When the war shifted from central Virginia to below the James River, the scouts further demonstrated their remarkable adaptability, almost instantly adjusting to the region's different military topography and unfamiliar civilian population. Their behind the lines operations did not skip a beat. Some of the scouts also went to North Carolina in 1865, providing the same valuable intelligence gathering and petite guerre services against Sherman's rapidly approaching Union host.

Where possible, the author also provides information about which individual scouts were involved in each operation described in the book. He profiles the two most prominent scout leaders, William Mickler (the first man assigned to head the unit) and George Shadburne, arguing strongly that the latter's leadership role in the famous Beefsteak Raid (perhaps the scouts' most celebrated exploit) meant that his career as a whole would unfairly overshadow Mickler's. Thomas also effectively dispels the assertion (apparently commonly found in the writings of others) that the scouts frequently donned Union uniforms in the field. While frustrated Union commanders repeatedly threatened the scouts with execution as guerrillas, captured scouts were rarely mistreated and the author found no evidence that a scout was ever captured wearing an enemy uniform.

Seventy-two soldiers served in the ranks of Hampton's scouts over the 2+ years of their existence, and Thomas's study also contains an impressive biographical roster of these men. Pieced together from "Compiled Service Records, family histories, newspaper accounts, obituaries, census records,, postwar books and magazine articles," the book's `Annotated Roster of Hampton's Scouts´ generally exhibits a good-sized paragraph or more of information for each man and should be an invaluable reference tool for future use.

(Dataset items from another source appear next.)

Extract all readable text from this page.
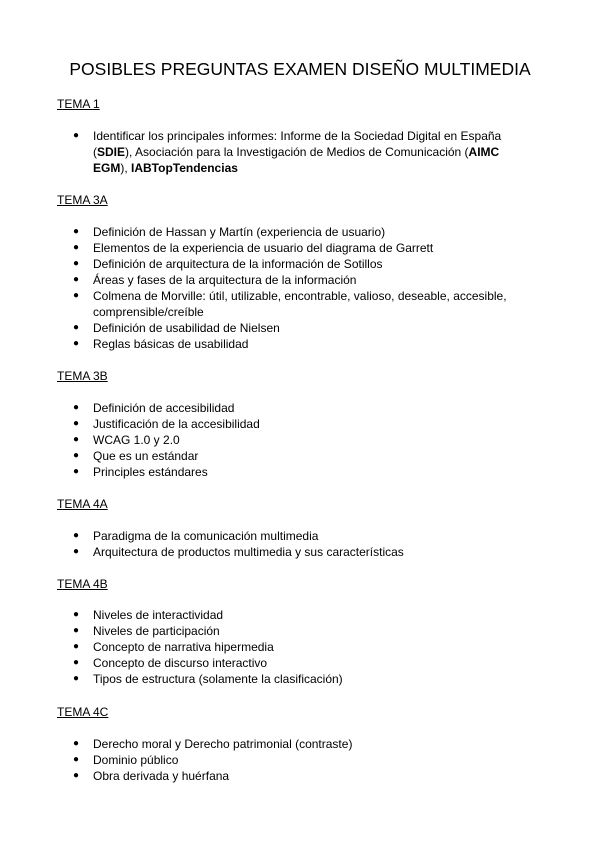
POSIBLES PREGUNTAS EXAMEN DISEÑO MULTIMEDIA
TEMA 1
●	Identificar los principales informes: Informe de la Sociedad Digital en España (SDIE), Asociación para la Investigación de Medios de Comunicación (AIMC EGM), IABTopTendencias
TEMA 3A
●	Definición de Hassan y Martín (experiencia de usuario)
●	Elementos de la experiencia de usuario del diagrama de Garrett
●	Definición de arquitectura de la información de Sotillos
●	Áreas y fases de la arquitectura de la información
●	Colmena de Morville: útil, utilizable, encontrable, valioso, deseable, accesible, comprensible/creíble
●	Definición de usabilidad de Nielsen
●	Reglas básicas de usabilidad
TEMA 3B
●	Definición de accesibilidad
●	Justificación de la accesibilidad
●	WCAG 1.0 y 2.0
●	Que es un estándar
●	Principles estándares
TEMA 4A
●	Paradigma de la comunicación multimedia
●	Arquitectura de productos multimedia y sus características
TEMA 4B
●	Niveles de interactividad
●	Niveles de participación
●	Concepto de narrativa hipermedia
●	Concepto de discurso interactivo
●	Tipos de estructura (solamente la clasificación)
TEMA 4C
●	Derecho moral y Derecho patrimonial (contraste)
●	Dominio público
●	Obra derivada y huérfana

Applying very modern terms like "special forces" to fighting men of more distant history like the scouts is often frowned upon with good reason, but Thomas's descriptions of the organization, range of missions, and tactics employed by Hampton's men do seem to invite favorable comparison. In researching and writing Wade Hampton's Iron Scouts, D. Michael Thomas has done a commendable job of compiling and interpreting all the fragments of information available about the scouts and their wartime exploits, filling in many gaps and assembling the whole into a useful narrative. In this study the Hampton scouts have their first full history and first truly comprehensive appreciation of their outsized accomplishments.

1 comment:

  1. At last, an author who took the time and effort to research the true history of this unit of Christian Confederate Soldiers. Kudos to D. Michael Thomas for his labor and keen desire to let the truth be known.